Honestly, I know everyone says they didn’t do anything but I genuinely didn’t, the last time we met up was over a year ago, we always equally suggested meet ups and made plans etc (not as if I was never making any effort and they got fed up with it iyswim)

the last time we talked was probably around a year ago and one of the group (who is lovely but can be quite demanding at times!) wanted us to all go to visit them in the opposite side of the country the following weekend, I said I couldn’t sorry because I was working and couldn’t get it off, they were drunk messaging and basically kept saying cmon just tell your boss you can’t come in, or saying just come after work etc, I was basically like eh I can’t drive 5 hours after work, then back down again and make it to work the next day on time😅 there wasn’t any argument though it was all light hearted.

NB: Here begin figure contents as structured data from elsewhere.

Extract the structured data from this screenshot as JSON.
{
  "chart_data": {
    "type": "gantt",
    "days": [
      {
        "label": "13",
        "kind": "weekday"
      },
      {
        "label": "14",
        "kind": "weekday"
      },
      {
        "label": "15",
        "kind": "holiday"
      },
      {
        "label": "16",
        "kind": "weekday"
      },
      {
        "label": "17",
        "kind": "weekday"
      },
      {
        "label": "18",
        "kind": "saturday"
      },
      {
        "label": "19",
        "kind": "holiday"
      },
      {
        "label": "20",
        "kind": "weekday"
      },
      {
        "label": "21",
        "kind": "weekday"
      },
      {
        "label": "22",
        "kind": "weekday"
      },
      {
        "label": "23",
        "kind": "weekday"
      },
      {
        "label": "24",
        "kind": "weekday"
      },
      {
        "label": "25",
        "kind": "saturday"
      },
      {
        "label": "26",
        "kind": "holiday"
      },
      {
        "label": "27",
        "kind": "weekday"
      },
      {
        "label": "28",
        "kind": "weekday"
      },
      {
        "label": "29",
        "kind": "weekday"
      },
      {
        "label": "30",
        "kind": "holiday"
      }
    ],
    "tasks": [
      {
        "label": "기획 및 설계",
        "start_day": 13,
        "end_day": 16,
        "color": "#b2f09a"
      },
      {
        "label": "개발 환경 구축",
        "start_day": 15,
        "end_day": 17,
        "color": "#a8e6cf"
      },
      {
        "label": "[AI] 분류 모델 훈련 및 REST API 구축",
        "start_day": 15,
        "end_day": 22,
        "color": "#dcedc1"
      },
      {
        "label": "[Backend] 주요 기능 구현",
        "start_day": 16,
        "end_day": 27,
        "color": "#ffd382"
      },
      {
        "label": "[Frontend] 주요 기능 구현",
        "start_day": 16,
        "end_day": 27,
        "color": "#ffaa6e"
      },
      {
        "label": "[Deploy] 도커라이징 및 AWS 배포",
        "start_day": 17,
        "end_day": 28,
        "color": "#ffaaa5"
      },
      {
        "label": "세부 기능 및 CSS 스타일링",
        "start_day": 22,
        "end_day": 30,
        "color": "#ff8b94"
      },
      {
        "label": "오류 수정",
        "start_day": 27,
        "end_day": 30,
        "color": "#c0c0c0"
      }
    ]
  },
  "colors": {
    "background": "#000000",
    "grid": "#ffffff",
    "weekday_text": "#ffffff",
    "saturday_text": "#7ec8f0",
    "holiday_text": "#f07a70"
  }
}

None of the others went either for the same reason as me. We didn’t talk again for ages after but we didn’t message regularly on the group chat anyway apart from planning a meet up so I didn’t think anything was different until I saw all the pictures without me over the last few months

OP posts:
MineralWater2 · 19/12/2025 19:09

Honestly I know the sensible thing would have been just to message and ask but I just couldn’t even be bothered, I know that sounds ridiculous but I just felt so hurt but didn’t want to show it (as silly as that sounds!)

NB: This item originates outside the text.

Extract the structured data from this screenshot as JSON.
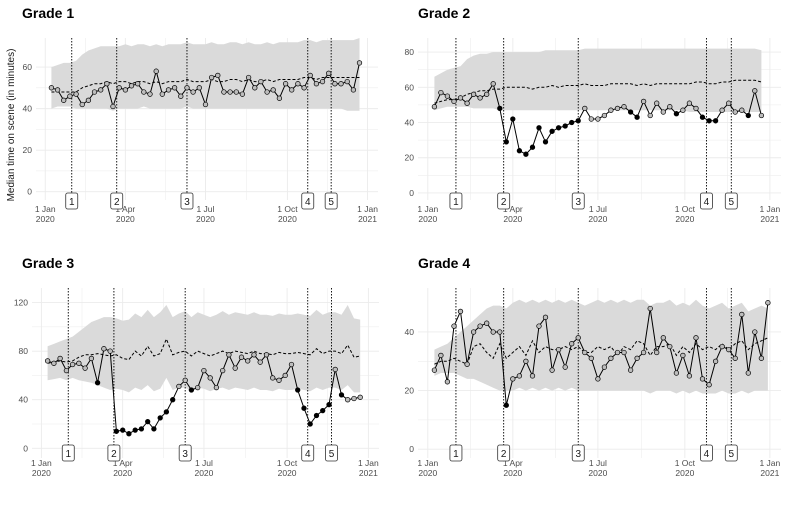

I’ll give it a bit of time until I’m not as upset because I don’t want to say anything I regret but then once I’m feeling a bit better about it all then I’ll ask them just for closure if nothing else

I think we’ve just drifted and grown apart I guess and for whatever reason they don’t want to be my friend anymore

OP posts:
NovemberMorn · 19/12/2025 19:09

You have a right to be hurt, but until you address it with one of them, you won't know why.

Moveoverdarlin · 19/12/2025 19:10

That is shitty. I think I would be inclined to say on the original group:

Merry Christmas everyone. I saw you went to the Italian last night. Looks like I missed a good one, you all look really well. I’m guessing there’s another group chat I’m excluded on as I don’t get invited to your meet ups anymore. I’d love to know why? Hope I haven’t inadvertently upset one of you. If I have, do let me know. It’s a shame as we’ve been friends since school and I certainly didn’t want to lose contact. Anyway, sorry for awkwardness, hope you all have a great Christmas.

awrbc81 · 19/12/2025 19:42

I’d be upset too, that’s mean of them.
Time to pull away from them i’d say, you don’t need people like that in your life

Hallywally · 19/12/2025 19:45

Personally I would just leave the WhatsApp group, unfriend them on social media and move on without fuss.

MrsDoubtfire123 · 19/12/2025 20:36

That is so hurtful, I'm sorry OP 🙁

DeathStare · 19/12/2025 20:39

Moveoverdarlin · 19/12/2025 19:10

That is shitty. I think I would be inclined to say on the original group:

Merry Christmas everyone. I saw you went to the Italian last night. Looks like I missed a good one, you all look really well. I’m guessing there’s another group chat I’m excluded on as I don’t get invited to your meet ups anymore. I’d love to know why? Hope I haven’t inadvertently upset one of you. If I have, do let me know. It’s a shame as we’ve been friends since school and I certainly didn’t want to lose contact. Anyway, sorry for awkwardness, hope you all have a great Christmas.

This

IndigoIsMyFavouriteColour · 19/12/2025 20:40

I would be so hurt but wouldn’t say anything either. Friendship has to be mutual to work and it sounds like something has shifted from their side.